Espanha amplia restrições a mercados preditivos após Brasil
O Ministério de Direitos Sociais e Consumo da Espanha anunciou na terça-feira (26) a suspensão dos sites Polymarket e Kalshi. Essa decisão foi tomada para investigar possíveis violação das leis de jogos de azar no país. A restrição pode durar até quatro meses e foi divulgada pelo The Guardian.
As autoridades espanholas abriram processos disciplinares contra essas plataformas por não terem as permissões necessárias para operar. O foco da investigação é entender se os mercados de previsões estão funcionando de maneira irregular ao permitir “apostas financeiras” em eventos futuros.
Esse movimento da Espanha ocorre pouco tempo após o Banco Central do Brasil ter imposto restrições semelhantes, em abril de 2026. Na ocasião, o BCB proibiu derivativos relacionados a eleições e esportes em plataformas de criptoativos.

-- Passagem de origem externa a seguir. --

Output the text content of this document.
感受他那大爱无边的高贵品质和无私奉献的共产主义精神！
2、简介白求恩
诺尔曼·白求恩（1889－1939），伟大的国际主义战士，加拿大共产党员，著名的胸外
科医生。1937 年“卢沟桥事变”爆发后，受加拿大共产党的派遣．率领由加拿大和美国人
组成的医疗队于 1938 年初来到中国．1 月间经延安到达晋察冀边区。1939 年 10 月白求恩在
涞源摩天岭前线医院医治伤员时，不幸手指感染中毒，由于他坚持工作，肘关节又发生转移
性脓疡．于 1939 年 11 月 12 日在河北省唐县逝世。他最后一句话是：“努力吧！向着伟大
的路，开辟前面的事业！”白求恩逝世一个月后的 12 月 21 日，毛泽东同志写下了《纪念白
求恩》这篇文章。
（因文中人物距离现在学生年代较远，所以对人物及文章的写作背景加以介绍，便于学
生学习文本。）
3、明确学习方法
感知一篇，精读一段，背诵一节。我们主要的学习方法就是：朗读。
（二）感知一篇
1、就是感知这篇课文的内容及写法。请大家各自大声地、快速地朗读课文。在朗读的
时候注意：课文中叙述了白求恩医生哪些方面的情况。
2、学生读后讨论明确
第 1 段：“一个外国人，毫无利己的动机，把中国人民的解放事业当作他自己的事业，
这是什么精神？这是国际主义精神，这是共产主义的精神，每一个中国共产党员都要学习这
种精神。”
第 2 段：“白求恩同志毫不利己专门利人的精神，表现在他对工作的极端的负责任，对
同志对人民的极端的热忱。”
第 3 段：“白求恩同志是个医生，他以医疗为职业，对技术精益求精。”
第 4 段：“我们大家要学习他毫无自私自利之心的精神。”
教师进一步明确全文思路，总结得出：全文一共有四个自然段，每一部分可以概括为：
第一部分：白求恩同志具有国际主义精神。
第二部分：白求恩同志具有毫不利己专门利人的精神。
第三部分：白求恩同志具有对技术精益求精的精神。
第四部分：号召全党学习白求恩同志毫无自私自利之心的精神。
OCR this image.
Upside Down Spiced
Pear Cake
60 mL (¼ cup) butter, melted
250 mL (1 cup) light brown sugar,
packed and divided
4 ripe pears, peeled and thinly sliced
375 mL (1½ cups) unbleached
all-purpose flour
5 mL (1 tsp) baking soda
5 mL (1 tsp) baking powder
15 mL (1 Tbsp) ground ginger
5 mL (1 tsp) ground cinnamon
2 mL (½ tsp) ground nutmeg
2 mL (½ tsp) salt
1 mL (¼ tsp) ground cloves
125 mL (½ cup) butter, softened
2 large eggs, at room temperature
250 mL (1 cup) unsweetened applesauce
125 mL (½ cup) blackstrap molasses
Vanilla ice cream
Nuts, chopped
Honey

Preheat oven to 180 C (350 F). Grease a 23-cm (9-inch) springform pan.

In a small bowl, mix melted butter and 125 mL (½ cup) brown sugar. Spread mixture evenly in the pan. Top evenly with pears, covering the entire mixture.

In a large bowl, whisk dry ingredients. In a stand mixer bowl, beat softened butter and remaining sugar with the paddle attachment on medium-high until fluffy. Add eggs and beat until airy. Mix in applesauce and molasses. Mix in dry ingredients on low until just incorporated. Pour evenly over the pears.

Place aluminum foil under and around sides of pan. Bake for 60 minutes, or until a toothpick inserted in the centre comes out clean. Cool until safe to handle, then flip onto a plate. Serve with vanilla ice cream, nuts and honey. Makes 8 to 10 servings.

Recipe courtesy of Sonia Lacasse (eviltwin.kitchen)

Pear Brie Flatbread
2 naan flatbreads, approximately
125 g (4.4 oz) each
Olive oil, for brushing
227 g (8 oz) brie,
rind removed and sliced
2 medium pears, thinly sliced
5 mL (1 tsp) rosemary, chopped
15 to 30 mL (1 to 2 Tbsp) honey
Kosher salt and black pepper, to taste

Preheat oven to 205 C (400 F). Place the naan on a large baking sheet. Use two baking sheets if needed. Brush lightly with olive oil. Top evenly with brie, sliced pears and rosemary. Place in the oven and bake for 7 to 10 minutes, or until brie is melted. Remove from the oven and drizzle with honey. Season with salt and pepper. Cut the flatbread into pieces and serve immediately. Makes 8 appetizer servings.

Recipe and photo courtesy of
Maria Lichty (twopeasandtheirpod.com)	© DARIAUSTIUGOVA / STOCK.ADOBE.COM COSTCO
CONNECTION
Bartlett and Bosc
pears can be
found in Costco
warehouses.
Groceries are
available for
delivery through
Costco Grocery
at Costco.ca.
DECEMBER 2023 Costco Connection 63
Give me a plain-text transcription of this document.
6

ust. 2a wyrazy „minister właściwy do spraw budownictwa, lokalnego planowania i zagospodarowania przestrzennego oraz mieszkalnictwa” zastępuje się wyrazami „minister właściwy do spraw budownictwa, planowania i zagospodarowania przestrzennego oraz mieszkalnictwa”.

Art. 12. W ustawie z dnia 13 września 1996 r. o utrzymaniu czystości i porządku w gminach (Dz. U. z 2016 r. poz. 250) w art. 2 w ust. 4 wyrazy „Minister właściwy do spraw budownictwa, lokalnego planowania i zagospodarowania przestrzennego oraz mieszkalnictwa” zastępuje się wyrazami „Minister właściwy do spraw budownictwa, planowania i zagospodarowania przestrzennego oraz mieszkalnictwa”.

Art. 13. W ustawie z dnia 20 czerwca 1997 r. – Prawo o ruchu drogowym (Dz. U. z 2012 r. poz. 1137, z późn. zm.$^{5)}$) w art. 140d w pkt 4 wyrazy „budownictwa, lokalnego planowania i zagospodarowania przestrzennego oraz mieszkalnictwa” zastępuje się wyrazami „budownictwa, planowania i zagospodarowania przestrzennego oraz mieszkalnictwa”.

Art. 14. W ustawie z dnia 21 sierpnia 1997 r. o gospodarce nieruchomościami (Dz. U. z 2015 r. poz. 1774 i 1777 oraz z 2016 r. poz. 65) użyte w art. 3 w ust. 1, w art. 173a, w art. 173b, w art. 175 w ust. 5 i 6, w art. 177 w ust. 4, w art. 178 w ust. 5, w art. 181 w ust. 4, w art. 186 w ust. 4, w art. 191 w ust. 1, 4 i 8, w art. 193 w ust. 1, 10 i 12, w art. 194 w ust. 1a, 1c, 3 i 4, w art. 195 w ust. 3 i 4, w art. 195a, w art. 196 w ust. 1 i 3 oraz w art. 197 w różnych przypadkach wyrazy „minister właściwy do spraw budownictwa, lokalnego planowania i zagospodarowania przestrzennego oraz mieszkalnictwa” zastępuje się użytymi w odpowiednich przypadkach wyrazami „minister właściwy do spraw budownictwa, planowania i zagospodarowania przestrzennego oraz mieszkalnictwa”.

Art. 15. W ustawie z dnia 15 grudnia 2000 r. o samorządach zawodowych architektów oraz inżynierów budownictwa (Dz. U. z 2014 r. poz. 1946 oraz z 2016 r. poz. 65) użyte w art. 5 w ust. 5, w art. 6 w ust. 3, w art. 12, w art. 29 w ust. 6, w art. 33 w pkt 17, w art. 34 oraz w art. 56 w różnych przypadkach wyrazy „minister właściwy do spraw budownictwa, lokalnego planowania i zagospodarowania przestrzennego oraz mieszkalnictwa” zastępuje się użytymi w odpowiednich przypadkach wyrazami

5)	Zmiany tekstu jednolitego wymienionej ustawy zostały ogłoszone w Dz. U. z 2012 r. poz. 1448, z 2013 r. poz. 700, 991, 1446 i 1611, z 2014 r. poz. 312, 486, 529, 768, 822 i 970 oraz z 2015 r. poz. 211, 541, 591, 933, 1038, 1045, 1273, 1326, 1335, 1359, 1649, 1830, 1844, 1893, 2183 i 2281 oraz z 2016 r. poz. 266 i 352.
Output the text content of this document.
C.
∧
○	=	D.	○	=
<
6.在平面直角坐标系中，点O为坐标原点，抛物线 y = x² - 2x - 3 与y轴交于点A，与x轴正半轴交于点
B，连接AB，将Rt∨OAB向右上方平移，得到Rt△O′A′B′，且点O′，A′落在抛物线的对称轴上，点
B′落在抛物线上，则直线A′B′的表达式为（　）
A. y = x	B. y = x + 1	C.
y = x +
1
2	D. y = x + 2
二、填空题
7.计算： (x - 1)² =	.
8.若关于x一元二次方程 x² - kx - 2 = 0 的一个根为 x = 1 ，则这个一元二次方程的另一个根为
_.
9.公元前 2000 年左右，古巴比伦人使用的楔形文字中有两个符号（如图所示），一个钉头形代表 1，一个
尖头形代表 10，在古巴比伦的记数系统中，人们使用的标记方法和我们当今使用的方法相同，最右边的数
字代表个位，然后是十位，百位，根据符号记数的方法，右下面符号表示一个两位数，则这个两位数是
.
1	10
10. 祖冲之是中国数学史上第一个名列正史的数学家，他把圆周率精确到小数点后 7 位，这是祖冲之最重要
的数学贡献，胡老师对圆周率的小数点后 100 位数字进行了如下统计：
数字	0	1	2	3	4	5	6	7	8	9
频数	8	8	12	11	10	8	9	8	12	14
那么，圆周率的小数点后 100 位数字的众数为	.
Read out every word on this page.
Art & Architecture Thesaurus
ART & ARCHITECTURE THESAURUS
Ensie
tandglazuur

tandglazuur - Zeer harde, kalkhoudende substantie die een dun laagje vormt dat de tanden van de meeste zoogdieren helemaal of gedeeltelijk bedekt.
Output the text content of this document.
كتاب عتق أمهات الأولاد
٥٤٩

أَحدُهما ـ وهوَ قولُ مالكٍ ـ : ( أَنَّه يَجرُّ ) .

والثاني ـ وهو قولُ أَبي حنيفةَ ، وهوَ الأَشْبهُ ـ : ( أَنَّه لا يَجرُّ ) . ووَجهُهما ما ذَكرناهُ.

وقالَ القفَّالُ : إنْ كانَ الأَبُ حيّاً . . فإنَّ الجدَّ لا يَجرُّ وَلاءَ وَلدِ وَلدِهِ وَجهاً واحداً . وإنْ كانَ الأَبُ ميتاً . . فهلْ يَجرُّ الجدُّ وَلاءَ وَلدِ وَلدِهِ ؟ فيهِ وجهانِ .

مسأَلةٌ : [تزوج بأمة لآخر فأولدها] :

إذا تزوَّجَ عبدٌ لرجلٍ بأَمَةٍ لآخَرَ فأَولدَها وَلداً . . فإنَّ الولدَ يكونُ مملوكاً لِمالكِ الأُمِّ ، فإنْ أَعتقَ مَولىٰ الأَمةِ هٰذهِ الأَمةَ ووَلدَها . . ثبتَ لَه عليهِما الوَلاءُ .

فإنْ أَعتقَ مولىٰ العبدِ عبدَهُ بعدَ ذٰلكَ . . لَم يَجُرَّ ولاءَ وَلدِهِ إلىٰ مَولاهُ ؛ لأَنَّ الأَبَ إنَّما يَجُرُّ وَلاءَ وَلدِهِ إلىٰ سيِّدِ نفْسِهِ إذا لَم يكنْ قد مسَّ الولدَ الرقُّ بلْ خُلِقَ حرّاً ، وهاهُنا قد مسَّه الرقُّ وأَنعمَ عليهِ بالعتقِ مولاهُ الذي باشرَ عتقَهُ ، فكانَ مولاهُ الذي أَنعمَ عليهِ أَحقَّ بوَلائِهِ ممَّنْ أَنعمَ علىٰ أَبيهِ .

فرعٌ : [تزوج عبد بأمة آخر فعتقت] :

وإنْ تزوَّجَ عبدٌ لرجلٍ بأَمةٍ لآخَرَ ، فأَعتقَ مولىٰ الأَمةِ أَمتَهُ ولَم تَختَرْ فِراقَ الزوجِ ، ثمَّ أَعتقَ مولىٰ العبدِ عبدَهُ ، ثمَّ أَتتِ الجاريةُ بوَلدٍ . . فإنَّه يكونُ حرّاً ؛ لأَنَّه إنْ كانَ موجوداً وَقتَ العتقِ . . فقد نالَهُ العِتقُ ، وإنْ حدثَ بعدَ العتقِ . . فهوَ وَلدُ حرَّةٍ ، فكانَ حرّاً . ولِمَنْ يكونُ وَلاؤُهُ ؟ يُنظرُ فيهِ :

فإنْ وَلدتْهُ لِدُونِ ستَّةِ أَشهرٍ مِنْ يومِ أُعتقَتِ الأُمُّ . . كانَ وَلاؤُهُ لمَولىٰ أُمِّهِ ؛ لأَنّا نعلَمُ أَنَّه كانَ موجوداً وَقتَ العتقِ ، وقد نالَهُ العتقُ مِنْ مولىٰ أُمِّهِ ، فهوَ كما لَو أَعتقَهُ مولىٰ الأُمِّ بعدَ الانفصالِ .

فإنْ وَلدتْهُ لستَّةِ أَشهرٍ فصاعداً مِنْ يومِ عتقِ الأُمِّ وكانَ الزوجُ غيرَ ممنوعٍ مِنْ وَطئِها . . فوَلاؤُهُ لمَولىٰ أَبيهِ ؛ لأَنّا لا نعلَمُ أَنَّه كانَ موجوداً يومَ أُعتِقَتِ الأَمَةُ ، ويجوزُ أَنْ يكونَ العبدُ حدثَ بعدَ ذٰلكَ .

Bloqueio na Espanha repete restrições aplicadas no Brasil
Na Europa, os reguladores vêem os sites de previsões como casas de apostas comuns, que precisam de registro. A legislação espanhola, por exemplo, exige que as empresas implementem sistemas de verificação de identidade e proteções para impedir o acesso de menores de idade.
Para conseguir uma licença de operação, as plataformas devem seguir rígidas normas de proteção ao consumidor. O ministério tentou notificar as empresas antes dessa proibição, mas não obteve sucesso nas comunicações.
Um porta-voz da Polymarket se manifestou, dizendo que a empresa está disposta a colaborar com as autoridades para desenvolver um ambiente de inovação responsável. Já a Kalshi não respondeu aos pedidos de comentário sobre a situação.
Expansão do mercado atrai tensão global de autoridades
Nos últimos anos, países como França, Bélgica e Holanda já impuseram restrições ao acesso à Polymarket. A fiscalização sobre essas plataformas é intensa, especialmente por não estarem registradas nas comissões de valores.
Esse setor de previsões movimenta bilhões globalmente, com usuários apostando em eventos incertos, como mudanças climáticas e conflitos internacionais. Recentemente, o estado de Minnesota nos Estados Unidos decidiu banir esses provedores de sua jurisdição e, em resposta, o governo federal processou as entidades locais.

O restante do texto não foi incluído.